What you see doesn’t mean that drawing from first to second is always better. It’s just that it’s better for the current diagram.

C4 + PlantUML: making it presentable #4

Let’s look at the shape of the links. Earlier, you saw the default form of links: in this case, link forms can be rounded off as needed.

skinparam linetype ortho

If you set the line type to ortho, the links will be as straight as possible with as few corners as possible.

At first glance it looks pretty good, but I’ve noticed that with this style of links, the position of the descriptions becomes unobvious, and sometimes it’s hard to understand which link belongs to which description.

skinparam linetype polyline

With polyline, there are far fewer problems with the position of the link description.
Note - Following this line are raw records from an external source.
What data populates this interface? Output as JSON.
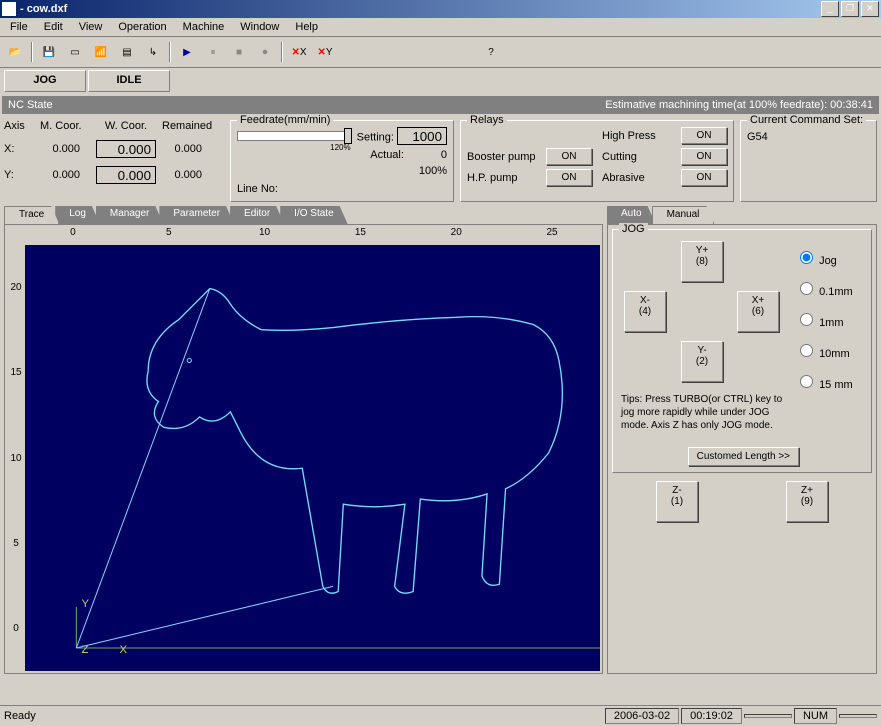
{
  "window": {
    "title": " - cow.dxf"
  },
  "menu": [
    "File",
    "Edit",
    "View",
    "Operation",
    "Machine",
    "Window",
    "Help"
  ],
  "status_tabs": {
    "jog": "JOG",
    "idle": "IDLE"
  },
  "ncbar": {
    "left": "NC State",
    "right": "Estimative machining time(at 100% feedrate): 00:38:41"
  },
  "axis": {
    "headers": {
      "axis": "Axis",
      "mcoor": "M. Coor.",
      "wcoor": "W. Coor.",
      "remained": "Remained"
    },
    "rows": [
      {
        "name": "X:",
        "m": "0.000",
        "w": "0.000",
        "r": "0.000"
      },
      {
        "name": "Y:",
        "m": "0.000",
        "w": "0.000",
        "r": "0.000"
      }
    ]
  },
  "feedrate": {
    "title": "Feedrate(mm/min)",
    "setting_label": "Setting:",
    "setting_value": "1000",
    "actual_label": "Actual:",
    "actual_value": "0",
    "percent": "100%",
    "slider_max": "120%",
    "lineno_label": "Line No:"
  },
  "relays": {
    "title": "Relays",
    "items": [
      {
        "label": "Booster pump",
        "btn": "ON"
      },
      {
        "label": "H.P. pump",
        "btn": "ON"
      },
      {
        "label": "High Press",
        "btn": "ON"
      },
      {
        "label": "Cutting",
        "btn": "ON"
      },
      {
        "label": "Abrasive",
        "btn": "ON"
      }
    ]
  },
  "cmdset": {
    "title": "Current Command Set:",
    "value": "G54"
  },
  "left_tabs": [
    "Trace",
    "Log",
    "Manager",
    "Parameter",
    "Editor",
    "I/O State"
  ],
  "ruler_h": [
    "0",
    "5",
    "10",
    "15",
    "20",
    "25"
  ],
  "ruler_v": [
    "20",
    "15",
    "10",
    "5",
    "0"
  ],
  "axes_labels": {
    "x": "X",
    "y": "Y",
    "z": "Z"
  },
  "right_tabs": {
    "auto": "Auto",
    "manual": "Manual"
  },
  "jog": {
    "title": "JOG",
    "buttons": {
      "yp": "Y+\n(8)",
      "ym": "Y-\n(2)",
      "xp": "X+\n(6)",
      "xm": "X-\n(4)",
      "zp": "Z+\n(9)",
      "zm": "Z-\n(1)"
    },
    "opts": [
      "Jog",
      "0.1mm",
      "1mm",
      "10mm",
      "15  mm"
    ],
    "tips": "Tips: Press TURBO(or CTRL) key to jog more rapidly while under JOG mode. Axis Z has only JOG mode.",
    "cust": "Customed Length  >>"
  },
  "statusbar": {
    "ready": "Ready",
    "date": "2006-03-02",
    "time": "00:19:02",
    "num": "NUM"
  },
  "toolbar_xy": {
    "x": "X",
    "y": "Y"
  }
}
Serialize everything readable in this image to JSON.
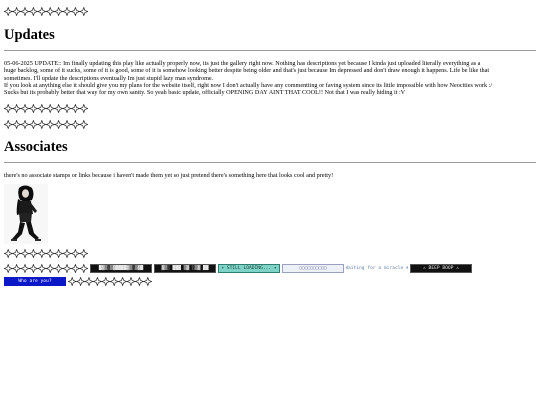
{
  "decoration": {
    "divider_icon": "sparkle-star-icon",
    "divider_color": "#222222"
  },
  "updates": {
    "heading": "Updates",
    "lines": [
      "05-06-2025 UPDATE:: Im finally updating this play like actually properly now, its just the gallery right now. Nothing has descriptions yet because I kinda just uploaded literally everything as a",
      "huge backlog, some of it sucks, some of it is good, some of it is somehow looking better despite being older and that's just because Im depressed and don't draw enough it happens. Life be like that",
      "sometimes. I'll update the descriptions eventually Im just stupid lazy man syndrome.",
      "If you look at anything else it should give you my plans for the website itself, right now I don't actually have any commentting or faving system since its little impossible with how Neocities work :/",
      "Sucks but its probably better that way for my own sanity. So yeah basic update, officially OPENING DAY AINT THAT COOL!! Not that I was really hiding it :V"
    ]
  },
  "associates": {
    "heading": "Associates",
    "text": "there's no associate stamps or links because i haven't made them yet so just pretend there's something here that looks cool and pretty!"
  },
  "stamps": [
    {
      "label": "█▓▒░▒▓████▓▒░▒▓█",
      "style": "dark"
    },
    {
      "label": "▓▒░ ███ ▒▓ ░▒▓ ██",
      "style": "dark"
    },
    {
      "label": "✦ STILL LOADING... ✦",
      "style": "teal"
    },
    {
      "label": "▢▢▢▢▢▢▢▢▢▢",
      "style": "lilac"
    },
    {
      "label": "Waiting for a miracle ❄",
      "style": "plain"
    },
    {
      "label": "⚠ BEEP BOOP ⚠",
      "style": "dark"
    },
    {
      "label": "Who are you?",
      "style": "blue"
    }
  ]
}
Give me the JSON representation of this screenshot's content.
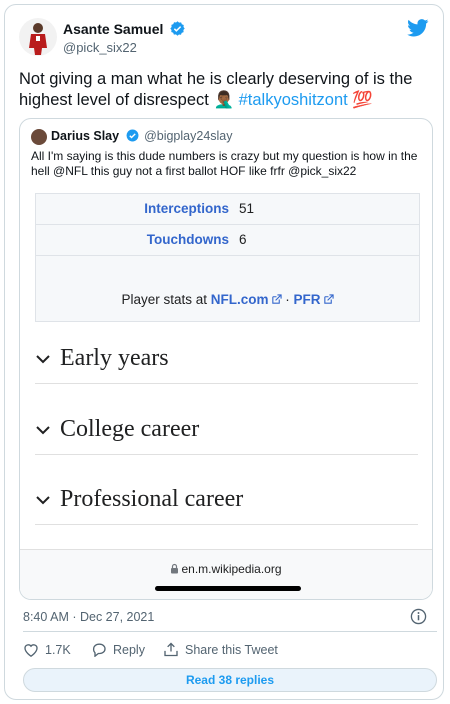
{
  "author": {
    "name": "Asante Samuel",
    "handle": "@pick_six22"
  },
  "tweet": {
    "text": "Not giving a man what he is clearly deserving of is the highest level of disrespect",
    "emoji1": "🤦🏾‍♂️",
    "hashtag": "#talkyoshitzont",
    "emoji2": "💯"
  },
  "quote": {
    "name": "Darius Slay",
    "handle": "@bigplay24slay",
    "text": "All I'm saying is this dude numbers is crazy but my question is how in the hell @NFL this guy not a first ballot HOF like frfr @pick_six22",
    "stats": [
      {
        "label": "Interceptions",
        "value": "51"
      },
      {
        "label": "Touchdowns",
        "value": "6"
      }
    ],
    "player_stats_prefix": "Player stats at",
    "link1": "NFL.com",
    "separator": "·",
    "link2": "PFR",
    "sections": [
      "Early years",
      "College career",
      "Professional career"
    ],
    "url": "en.m.wikipedia.org"
  },
  "meta": {
    "timestamp": "8:40 AM · Dec 27, 2021"
  },
  "actions": {
    "likes": "1.7K",
    "reply": "Reply",
    "share": "Share this Tweet",
    "read_replies": "Read 38 replies"
  },
  "colors": {
    "accent": "#1d9bf0",
    "wiki_link": "#3366cc",
    "verified": "#1d9bf0"
  }
}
An important clarification: I purposely use the top-down drawing, because it looks worse for this diagram, and the differences in arrow style are much more noticeable on bad cases.

That’s where I’d like to end about beauty. However, there are still many possibilities to change the legend, re-color the links, containers, add icons for containers and so on, but that’s not too critical.

Also keep in mind that under the hood of PlantUML uses a utility package for graph visualization — graphviz and various display settings you can find out by reading the documentation for this particular package.

To summarize, this is most of what you might need in your work. Of course, there are still quite a few other details and features, but even with the knowledge you already have, you can cover most of your tasks.